This hire will be responsible for expanding and optimizing our data and pipeline architecture and data flow and collection. The ideal candidate is an experienced data pipeline builder and data wrangler who enjoys optimizing data systems and building them from the ground up. In addition, the Data Engineer will collaborate and support software developers, implementation architecture, and data engineers on data initiatives and ensure optimal data delivery architecture is consistent throughout ongoing projects. In addition, they must be self-directed and comfortable supporting the data needs of multiple teams, systems, and products.
Responsibilities:
Because we work on a programmatic leading edge of many technologies, we need someone who is a creative problem solver, resourceful in getting things done, and can shift productively to or from working independently and collaboratively. This person would also take on the following responsibilities:
- Process unstructured data into a form suitable for analysis.

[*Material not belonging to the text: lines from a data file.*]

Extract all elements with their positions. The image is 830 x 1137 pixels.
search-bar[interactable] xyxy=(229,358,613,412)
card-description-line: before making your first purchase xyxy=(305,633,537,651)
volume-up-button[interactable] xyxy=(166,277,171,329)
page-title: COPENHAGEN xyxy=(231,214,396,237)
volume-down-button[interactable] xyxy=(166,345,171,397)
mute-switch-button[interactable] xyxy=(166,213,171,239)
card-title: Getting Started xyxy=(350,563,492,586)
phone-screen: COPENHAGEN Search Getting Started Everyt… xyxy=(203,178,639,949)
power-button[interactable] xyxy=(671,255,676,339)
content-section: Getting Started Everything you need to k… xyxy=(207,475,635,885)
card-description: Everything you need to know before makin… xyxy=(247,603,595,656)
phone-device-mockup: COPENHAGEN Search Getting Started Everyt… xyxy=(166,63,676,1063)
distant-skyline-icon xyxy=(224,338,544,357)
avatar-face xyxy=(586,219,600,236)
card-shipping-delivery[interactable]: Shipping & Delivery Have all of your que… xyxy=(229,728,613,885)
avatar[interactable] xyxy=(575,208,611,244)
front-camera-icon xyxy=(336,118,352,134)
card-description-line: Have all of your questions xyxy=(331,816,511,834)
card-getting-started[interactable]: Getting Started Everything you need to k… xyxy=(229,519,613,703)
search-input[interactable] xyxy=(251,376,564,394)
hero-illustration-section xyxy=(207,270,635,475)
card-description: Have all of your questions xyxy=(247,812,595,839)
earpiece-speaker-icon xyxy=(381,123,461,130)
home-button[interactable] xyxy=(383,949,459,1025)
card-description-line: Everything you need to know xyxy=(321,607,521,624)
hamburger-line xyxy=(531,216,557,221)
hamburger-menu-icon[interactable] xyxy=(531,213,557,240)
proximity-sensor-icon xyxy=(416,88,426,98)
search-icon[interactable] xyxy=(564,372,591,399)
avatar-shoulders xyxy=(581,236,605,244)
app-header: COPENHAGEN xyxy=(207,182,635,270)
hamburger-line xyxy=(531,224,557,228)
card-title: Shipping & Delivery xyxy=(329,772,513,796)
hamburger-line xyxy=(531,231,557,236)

- Support the business with ad hoc data analysis and build reliable data pipelines.
- Implementation of best practices and IT operations in mission-critical tighter SLA data pipelines using Airflow
- Query Engine Migration from Dremio to Redshift.

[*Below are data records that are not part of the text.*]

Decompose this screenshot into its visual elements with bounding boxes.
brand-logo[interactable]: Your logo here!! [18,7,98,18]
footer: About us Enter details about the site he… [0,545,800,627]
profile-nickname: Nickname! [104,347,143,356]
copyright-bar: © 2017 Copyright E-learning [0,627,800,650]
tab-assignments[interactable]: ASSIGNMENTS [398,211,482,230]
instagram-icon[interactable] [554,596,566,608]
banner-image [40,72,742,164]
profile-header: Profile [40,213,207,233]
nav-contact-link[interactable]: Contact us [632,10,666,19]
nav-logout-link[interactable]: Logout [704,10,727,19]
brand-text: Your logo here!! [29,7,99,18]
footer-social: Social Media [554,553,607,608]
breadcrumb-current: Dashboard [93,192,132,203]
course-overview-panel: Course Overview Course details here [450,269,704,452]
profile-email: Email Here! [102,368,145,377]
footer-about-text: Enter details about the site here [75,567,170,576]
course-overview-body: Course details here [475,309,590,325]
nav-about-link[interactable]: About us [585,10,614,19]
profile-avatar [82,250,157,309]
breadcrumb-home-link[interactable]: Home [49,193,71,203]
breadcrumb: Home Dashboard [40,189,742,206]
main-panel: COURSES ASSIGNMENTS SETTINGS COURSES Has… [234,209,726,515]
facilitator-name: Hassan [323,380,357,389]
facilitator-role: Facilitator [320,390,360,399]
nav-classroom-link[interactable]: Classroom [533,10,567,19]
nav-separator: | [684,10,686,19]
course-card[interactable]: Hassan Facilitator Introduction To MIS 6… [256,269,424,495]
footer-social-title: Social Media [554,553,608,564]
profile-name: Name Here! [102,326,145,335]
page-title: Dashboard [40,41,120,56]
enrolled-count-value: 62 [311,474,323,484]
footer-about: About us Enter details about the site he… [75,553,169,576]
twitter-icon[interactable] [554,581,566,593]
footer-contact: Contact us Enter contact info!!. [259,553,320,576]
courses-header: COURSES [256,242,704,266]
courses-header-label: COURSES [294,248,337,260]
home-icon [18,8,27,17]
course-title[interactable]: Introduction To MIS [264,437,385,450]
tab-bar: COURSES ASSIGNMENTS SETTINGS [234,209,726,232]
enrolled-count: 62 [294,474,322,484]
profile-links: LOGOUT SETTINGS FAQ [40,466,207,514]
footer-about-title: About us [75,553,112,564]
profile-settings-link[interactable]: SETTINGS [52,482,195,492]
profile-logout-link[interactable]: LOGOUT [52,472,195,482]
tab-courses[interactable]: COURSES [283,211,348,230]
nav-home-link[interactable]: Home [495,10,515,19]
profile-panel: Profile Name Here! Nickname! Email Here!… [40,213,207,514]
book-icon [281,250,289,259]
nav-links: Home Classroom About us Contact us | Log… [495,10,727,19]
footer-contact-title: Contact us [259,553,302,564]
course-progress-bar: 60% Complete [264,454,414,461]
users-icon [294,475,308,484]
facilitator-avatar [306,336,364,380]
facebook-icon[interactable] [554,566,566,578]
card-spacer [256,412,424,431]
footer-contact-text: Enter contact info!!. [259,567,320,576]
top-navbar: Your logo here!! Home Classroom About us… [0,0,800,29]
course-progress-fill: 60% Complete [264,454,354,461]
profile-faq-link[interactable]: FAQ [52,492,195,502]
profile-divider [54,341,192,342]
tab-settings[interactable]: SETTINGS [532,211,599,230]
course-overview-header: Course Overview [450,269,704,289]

- We leverage: Multiple AWS Data & Analytic Services(e.g.,Glue, Kinesis, S3) , SQL (e.g., PostgreSQL, Redshift, Athena); NoSQL (e.g., DocumentDB, MongoDB); Kafka, Docker, Spark(AWS EMR and DataBricks), Airflow, Dremio, Qubole, etc
- We use AWS extensively, so experience with AWS cloud and AWS Data & Analytics certification will help you hit the ground running.
Skills and Qualifications:
- 8+ years of real-world Data Engineering experience.
- Programming experience, ideally in Python and other data engineering languages like Scala
- Programming knowledge to clean structure and semi-structure datasets.
- Experience processing large amounts of structured and unstructured data. Streaming data experience is a plus.
- Experience building and optimizing big data data pipelines, architectures, and data sets.
- Background in Linux
- Build the infrastructure required for optimal extraction, transformation, and loading of data from various data sources using SQL and other cloud big data technologies like DataBricks, Snowflake, Dremio, and Qubole.
- Build processes supporting data transformation, data structures, metadata, dependency, and workload management
- A successful history of manipulating, processing, and extracting value from large, disconnected datasets.
- Experience creating a platform on which complex data pipelines are built using orchestration tools like Airflow, and Astronomer.
- Experience with real-time sync between OLTP and OLAP using AWS technologies like realtime sync between AWS Aurora and AWS Redshift.